Obama left office in January 2017 with a 59% approval rating, and Gallup measured his post-presidential approval at 63% the following year, the last time the organization surveyed former presidents. That’s considerably higher than his ratings in 2010, when Democrats lost control of the House in a midterm election that Obama called a “shellacking.” In his second midterm election four years later, the GOP regained control of the Senate.
Still, Bakari Sellers, a prominent Democratic commentator, said Obama's broader popularity shouldn't obscure how much his “special connection” with Black voters and other non-white voters can help Democrats.
The Atlanta rally brought Obama together with Warnock, the first Black U.S. senator in Georgia history, and Abrams, who’s vying to become the first Black female governor in American history.
In Michigan, Obama will campaign in Detroit with Gov. Gretchen Whitmer, who is being challenged by Republican Tudor Dixon, and in Wisconsin he’ll be in Milwaukee with Senate candidate Mandela Barnes, who is trying to oust Republican Sen. Ron Johnson. Each city is where the state's Black population is most concentrated. Obama’s Pennsylvania swing will include Philadelphia, another city where Democrats must get a strong turnout from Black voters to win competitive races for Senate and governor.
With the Senate now split 50-50 between the two major parties and Vice President Kamala Harris giving Democrats the deciding vote, any Senate contest could end up deciding which party controls the chamber for the next two years.
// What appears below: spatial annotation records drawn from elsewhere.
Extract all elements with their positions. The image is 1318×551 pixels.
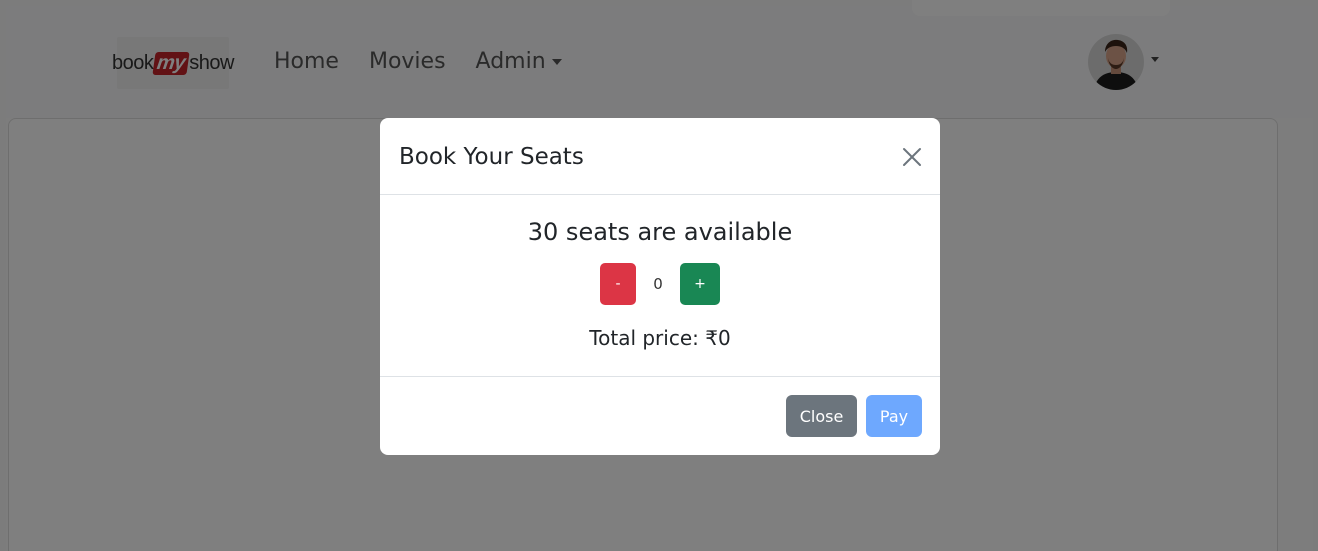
modal-body: 30 seats are available - 0 + Total price… xyxy=(380,195,940,377)
close-button[interactable]: Close xyxy=(786,395,857,437)
close-icon[interactable] xyxy=(900,145,924,169)
seat-quantity-stepper: - 0 + xyxy=(380,263,940,305)
decrease-seats-button[interactable]: - xyxy=(600,263,636,305)
modal-header: Book Your Seats xyxy=(380,118,940,195)
modal-footer: Close Pay xyxy=(380,377,940,455)
modal-title: Book Your Seats xyxy=(399,144,584,170)
total-price-text: Total price: ₹0 xyxy=(589,326,731,350)
seat-count-value: 0 xyxy=(653,275,663,293)
increase-seats-button[interactable]: + xyxy=(680,263,720,305)
book-seats-modal: Book Your Seats 30 seats are available -… xyxy=(380,118,940,455)
pay-button[interactable]: Pay xyxy=(866,395,922,437)
seats-available-text: 30 seats are available xyxy=(527,218,793,246)
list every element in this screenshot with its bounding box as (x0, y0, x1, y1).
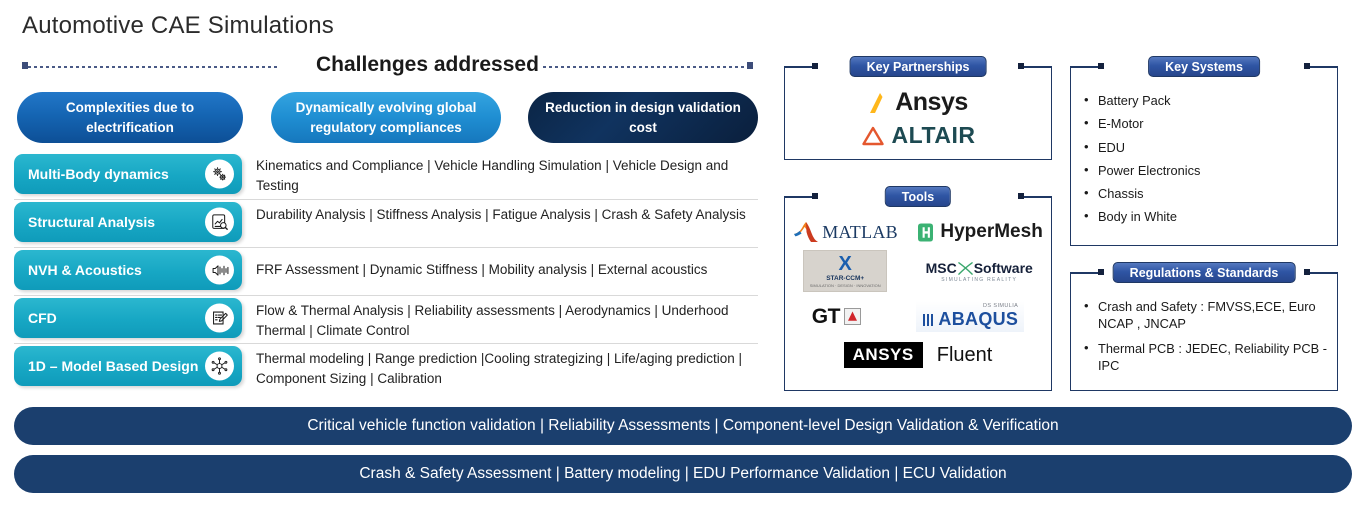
msc-wordmark: MSC (925, 260, 957, 276)
regulations-list: Crash and Safety : FMVSS,ECE, Euro NCAP … (1084, 297, 1328, 375)
discipline-tag-nvh-acoustics[interactable]: NVH & Acoustics (14, 250, 242, 290)
abaqus-wordmark: ABAQUS (938, 309, 1019, 329)
row-divider (14, 343, 758, 344)
gt-logo: GT (812, 305, 861, 329)
discipline-description: FRF Assessment | Dynamic Stiffness | Mob… (256, 262, 708, 277)
speaker-waveform-icon (205, 255, 234, 285)
list-item: Power Electronics (1084, 161, 1338, 179)
altair-wordmark: ALTAIR (891, 122, 976, 148)
list-item: Chassis (1084, 184, 1338, 202)
discipline-label: CFD (28, 310, 57, 326)
row-divider (14, 199, 758, 200)
dotted-rule-right (543, 66, 753, 68)
hypermesh-logo: HyperMesh (916, 221, 1043, 243)
discipline-description: Thermal modeling | Range prediction |Coo… (256, 351, 743, 386)
hypermesh-wordmark: HyperMesh (940, 221, 1043, 242)
discipline-label: Structural Analysis (28, 214, 156, 230)
panel-title-key-systems: Key Systems (1148, 56, 1260, 77)
altair-mark-icon (861, 126, 884, 145)
bracket-knob-left (1098, 63, 1104, 69)
bracket-knob-left (812, 63, 818, 69)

Among the tightest Senate battlegrounds, Georgia, Wisconsin and Pennsylvania are three where Black turnout could be most critical to Democratic fortunes.
Axelrod said Obama's turnabout from his own midterm floggings to being Democrats' leading surrogate is, in part, a rite of passage for any former president. “Most of them — maybe not President Trump, but most of them — are viewed more favorably after they leave office,” Axelrod said.
Notably, during Obama’s presidency, former President Bill Clinton was the in-demand heavyweight surrogate, especially for moderates trying to survive Republican surges in 2010 and 2014.
Axelrod said Obama and Clinton have a similar approach.
“What Clinton and Obama share is a kind of unique ability to colloquialize complicated political arguments of the time, just talk in common-sense terms,” Axelrod said. “They’re storytellers.”